Professor, Director of Gene Expression Laboratory, The Salk Institute for Biological Studies
The activity of humans and other living organisms is governed by nerves and hormones. The receptors for insulin and other peptide hormones exist within cell membranes, and when those hormones bind with receptors, the receptors send a signal into the cell. However, fat-soluble hormones and vitamins are able to pass through the cell membrane to reach the nucleus of cells, where DNA is stored, and the receptors for such substances were once unknown. Professor Ronald Evans (PhD) was the first researcher in the world to isolate the gene-encoding glucocorticoid receptor, and successfully identify its structure and function as a nuclear receptor. He has built upon that success through a number of monumental achievements in molecular biology and endocrinology, including the cloning of numerous other nuclear receptors such as the thyroid hormone receptor (TR) and the retinoic acid receptor (RAR), which binds with retinoid active derivatives of vitamin A, and clarifying the overall picture of the nuclear receptor superfamily, which contains 48 members that regulate signal transmission.
Evans has isolated many orphan receptors (receptors for which the ligand has yet to be identified), including the estrogen-related receptors (ERR) α and β, and the retinoid X receptor (RXR), and was able to determine some of their endogenous ligands. He also discovered that RXR acts on RAR, TR, peroxisome proliferator-activated receptors (PPAR) and many other nuclear receptors to form heterodimers.
The nuclear receptor superfamily discovered by Evans, and for which he clarified the structure and functionality, is found in various tissues, and it affects various physiological functions, including metabolism, immunity, inflammation, reproduction, bone formation, cell differentiation, and cell proliferation. The superfamily is associated with numerous diseases, and therefore many drugs have been developed to target its members. For example, identifying the mechanism by which glucocorticoid receptors act has led to the development and widespread use of immunosuppressants and therapeutic drugs for various infectious diseases, rheumatoid arthritis, asthma, and more. In addition, research into vitamin A and D receptors has helped clarify the effects of fat-soluble vitamins, which has resulted in them being widely used in treating leukemia, osteoporosis, psoriasis, and other diseases. Evans not only also identified the endogenous ligand of PPARγ, a receptor closely connected to adipocyte differentiation and sugar/lipid metabolism, he was also able to determine that thiazolidine derivatives, a highly effective treatment for diabetes, also act as synthetic ligands for PPARγ. Moreover, Evans successfully cloned SMRT and other nuclear receptor coactivators that play an important role in nuclear receptor-mediated organ/tissue-specific actions, and has contributed significantly to developing clinical applications and clarifying the mechanism of action for selective estrogen receptor modulators (SERMs) typically used to treat post-menopausal osteoporosis, and anti-cancer drugs for treatment of hormone-responsive cancers (breast, uterine, prostate, etc.)

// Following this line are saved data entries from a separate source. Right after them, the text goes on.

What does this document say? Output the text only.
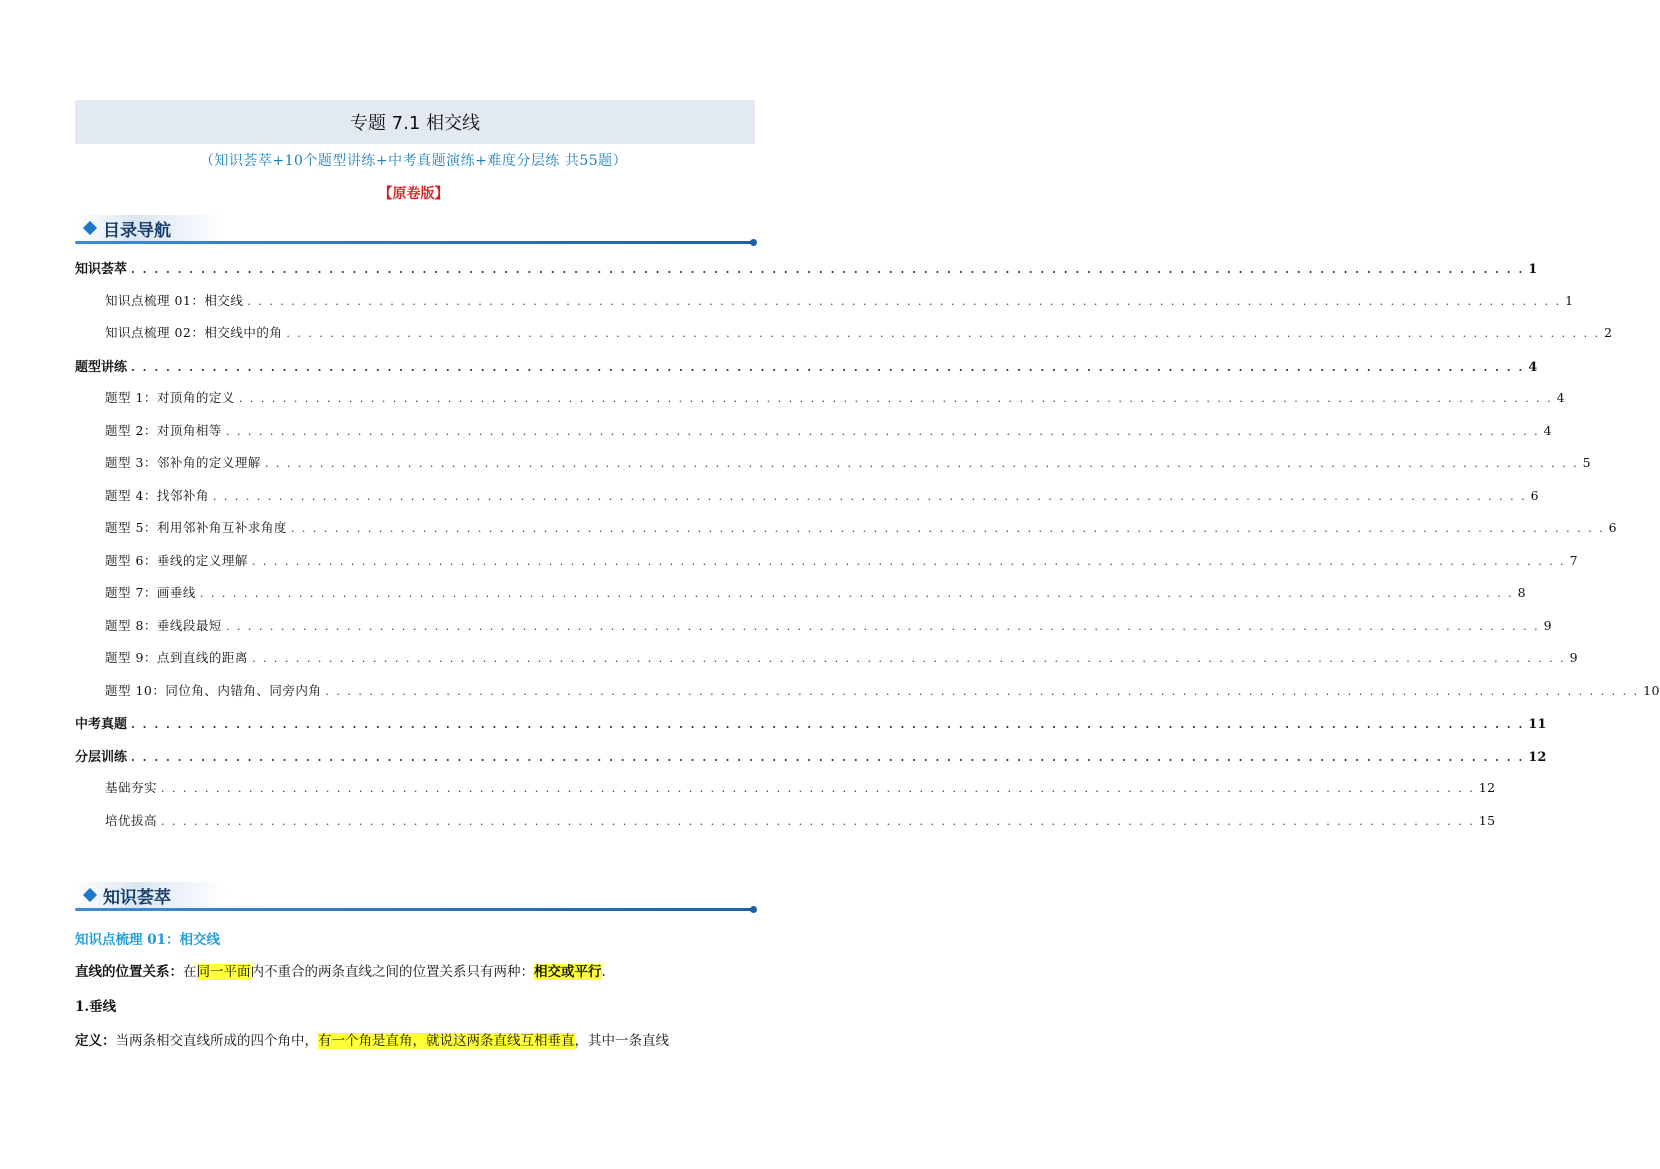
专题 7.1 相交线
（知识荟萃+10个题型讲练+中考真题演练+难度分层练 共55题）
【原卷版】
目录导航
知识荟萃 . . . . . . . . . . . . . . . . . . . . . . . . . . . . . . . . . . . . . . . . . . . . . . . . . . . . . . . . . . . . . . . . . . . . . . . . . . . . . . . . . . . . . . . . . . . . . . . . . . . . . . . . . . . . . . . . . . . . . . . . 1
知识点梳理 01：相交线 . . . . . . . . . . . . . . . . . . . . . . . . . . . . . . . . . . . . . . . . . . . . . . . . . . . . . . . . . . . . . . . . . . . . . . . . . . . . . . . . . . . . . . . . . . . . . . . . . . . . . . . . . . . . . . . . . . . . . . . . 1
知识点梳理 02：相交线中的角 . . . . . . . . . . . . . . . . . . . . . . . . . . . . . . . . . . . . . . . . . . . . . . . . . . . . . . . . . . . . . . . . . . . . . . . . . . . . . . . . . . . . . . . . . . . . . . . . . . . . . . . . . . . . . . . . . . . . . . . . 2
题型讲练 . . . . . . . . . . . . . . . . . . . . . . . . . . . . . . . . . . . . . . . . . . . . . . . . . . . . . . . . . . . . . . . . . . . . . . . . . . . . . . . . . . . . . . . . . . . . . . . . . . . . . . . . . . . . . . . . . . . . . . . . 4
题型 1：对顶角的定义 . . . . . . . . . . . . . . . . . . . . . . . . . . . . . . . . . . . . . . . . . . . . . . . . . . . . . . . . . . . . . . . . . . . . . . . . . . . . . . . . . . . . . . . . . . . . . . . . . . . . . . . . . . . . . . . . . . . . . . . . 4
题型 2：对顶角相等 . . . . . . . . . . . . . . . . . . . . . . . . . . . . . . . . . . . . . . . . . . . . . . . . . . . . . . . . . . . . . . . . . . . . . . . . . . . . . . . . . . . . . . . . . . . . . . . . . . . . . . . . . . . . . . . . . . . . . . . . 4
题型 3：邻补角的定义理解 . . . . . . . . . . . . . . . . . . . . . . . . . . . . . . . . . . . . . . . . . . . . . . . . . . . . . . . . . . . . . . . . . . . . . . . . . . . . . . . . . . . . . . . . . . . . . . . . . . . . . . . . . . . . . . . . . . . . . . . . 5
题型 4：找邻补角 . . . . . . . . . . . . . . . . . . . . . . . . . . . . . . . . . . . . . . . . . . . . . . . . . . . . . . . . . . . . . . . . . . . . . . . . . . . . . . . . . . . . . . . . . . . . . . . . . . . . . . . . . . . . . . . . . . . . . . . . 6
题型 5：利用邻补角互补求角度 . . . . . . . . . . . . . . . . . . . . . . . . . . . . . . . . . . . . . . . . . . . . . . . . . . . . . . . . . . . . . . . . . . . . . . . . . . . . . . . . . . . . . . . . . . . . . . . . . . . . . . . . . . . . . . . . . . . . . . . . 6
题型 6：垂线的定义理解 . . . . . . . . . . . . . . . . . . . . . . . . . . . . . . . . . . . . . . . . . . . . . . . . . . . . . . . . . . . . . . . . . . . . . . . . . . . . . . . . . . . . . . . . . . . . . . . . . . . . . . . . . . . . . . . . . . . . . . . . 7
题型 7：画垂线 . . . . . . . . . . . . . . . . . . . . . . . . . . . . . . . . . . . . . . . . . . . . . . . . . . . . . . . . . . . . . . . . . . . . . . . . . . . . . . . . . . . . . . . . . . . . . . . . . . . . . . . . . . . . . . . . . . . . . . . . 8
题型 8：垂线段最短 . . . . . . . . . . . . . . . . . . . . . . . . . . . . . . . . . . . . . . . . . . . . . . . . . . . . . . . . . . . . . . . . . . . . . . . . . . . . . . . . . . . . . . . . . . . . . . . . . . . . . . . . . . . . . . . . . . . . . . . . 9
题型 9：点到直线的距离 . . . . . . . . . . . . . . . . . . . . . . . . . . . . . . . . . . . . . . . . . . . . . . . . . . . . . . . . . . . . . . . . . . . . . . . . . . . . . . . . . . . . . . . . . . . . . . . . . . . . . . . . . . . . . . . . . . . . . . . . 9
题型 10：同位角、内错角、同旁内角 . . . . . . . . . . . . . . . . . . . . . . . . . . . . . . . . . . . . . . . . . . . . . . . . . . . . . . . . . . . . . . . . . . . . . . . . . . . . . . . . . . . . . . . . . . . . . . . . . . . . . . . . . . . . . . . . . . . . . . . . 10
中考真题 . . . . . . . . . . . . . . . . . . . . . . . . . . . . . . . . . . . . . . . . . . . . . . . . . . . . . . . . . . . . . . . . . . . . . . . . . . . . . . . . . . . . . . . . . . . . . . . . . . . . . . . . . . . . . . . . . . . . . . . . 11
分层训练 . . . . . . . . . . . . . . . . . . . . . . . . . . . . . . . . . . . . . . . . . . . . . . . . . . . . . . . . . . . . . . . . . . . . . . . . . . . . . . . . . . . . . . . . . . . . . . . . . . . . . . . . . . . . . . . . . . . . . . . . 12
基础夯实 . . . . . . . . . . . . . . . . . . . . . . . . . . . . . . . . . . . . . . . . . . . . . . . . . . . . . . . . . . . . . . . . . . . . . . . . . . . . . . . . . . . . . . . . . . . . . . . . . . . . . . . . . . . . . . . . . . . . . . . . 12
培优拔高 . . . . . . . . . . . . . . . . . . . . . . . . . . . . . . . . . . . . . . . . . . . . . . . . . . . . . . . . . . . . . . . . . . . . . . . . . . . . . . . . . . . . . . . . . . . . . . . . . . . . . . . . . . . . . . . . . . . . . . . . 15
知识荟萃
知识点梳理 01：相交线
直线的位置关系：在同一平面内不重合的两条直线之间的位置关系只有两种：相交或平行.
1.垂线
定义：当两条相交直线所成的四个角中，有一个角是直角，就说这两条直线互相垂直，其中一条直线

The academic contributions Evans made through clarifying the overall picture of the 48-member nuclear receptor superfamily are unparalleled, but it would also be impossible to discuss the development of drugs targeting nuclear receptors and nuclear receptor ligands without mentioning his name. His contributions to clinical medicine, pharmaceutical science, and society as a whole are remarkable.
It is for these reasons that we believe the achievements of Professor Ronald Evans make him worthy of recognition as the recipient of the 2024 Japan Prize honoring achievements in the fields of Medicine and Pharmaceutical Science.